ORUN (Upper Nestucca): Partly on Bureau of Land Management land in the Coast Range.

ORAT (Antone) Includes most of the Sheep Rock unit of John Day Fossil Beds National Monument, managed by National Park Service staff who also hosted our morning meeting and countdown, and helped on the count.

ORSU (Summer Lake): Centered on state lands and hosted by ODFW, but we covered BLM lands in the Picture Rock Pass area and Fremont National Forest (USFS) lands higher up on Winter Ridge.

ORHM (Hart Mountain): Focused on Hart Mountain National Antelope Refuge which is managed by the U.S. Fish & Wildlife Service, whose staff provided logistical support and lodging; the circle also includes BLM lands and cooperatively managed lands in the Warner Valley.

NVSH (Sheldon): On Sheldon National Wildlife Refuge (USFWS) where staff again provided support and lodging for volunteers.

The next one on our schedule on December 28th is:

OROA (Oakridge): Most of the circle is on the Willamette National Forest (USFS), plus we pick up loons, grebes, and other waterfowl on reservoirs managed by the U.S. Army Corps of Engineers.
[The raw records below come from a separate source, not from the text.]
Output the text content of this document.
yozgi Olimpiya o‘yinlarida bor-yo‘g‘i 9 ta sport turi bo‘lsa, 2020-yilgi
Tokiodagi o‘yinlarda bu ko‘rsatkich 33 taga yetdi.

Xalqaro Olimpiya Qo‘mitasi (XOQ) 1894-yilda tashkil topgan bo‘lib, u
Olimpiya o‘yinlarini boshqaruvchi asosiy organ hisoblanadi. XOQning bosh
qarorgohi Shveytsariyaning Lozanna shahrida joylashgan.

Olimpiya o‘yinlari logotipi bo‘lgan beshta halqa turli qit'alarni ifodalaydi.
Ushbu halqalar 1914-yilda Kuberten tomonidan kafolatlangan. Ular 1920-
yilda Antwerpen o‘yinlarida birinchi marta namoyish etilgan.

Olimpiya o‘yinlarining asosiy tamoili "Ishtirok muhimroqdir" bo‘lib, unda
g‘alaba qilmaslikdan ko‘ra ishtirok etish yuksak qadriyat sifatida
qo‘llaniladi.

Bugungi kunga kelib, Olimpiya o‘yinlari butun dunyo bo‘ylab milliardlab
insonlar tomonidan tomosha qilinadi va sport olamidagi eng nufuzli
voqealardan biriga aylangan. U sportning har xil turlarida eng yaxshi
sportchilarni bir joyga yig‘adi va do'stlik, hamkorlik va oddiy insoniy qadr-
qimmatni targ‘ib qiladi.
Two former staffers of the Willamette NF (one now retired, the other now transferred to a National Forest in another state) have played key roles in reviving this historic count and keeping it going.

As of Friday evening, none of those folks have any assurance of when they'll next be back at work, or see their next paycheck. Kind of a rough way to go through the holiday season. Fortunately in most of these places, December and January aren't critical months for on-the-ground habitat restoration projects. But maintenance and planning work for habitat projects in 2019 are on hold. Incidents of vandalism will no doubt rise as the agencies will only have a skeleton crew of staffers to keep an eye on these public lands and facilities.

Most federal staff won't even have access to the e-mail accounts which they use to keep birders informed of significant sightings. But for those who are following this list through their personal e-mails, I'd like to say thank you, and we'll be thinking of you as this shutdown wears on.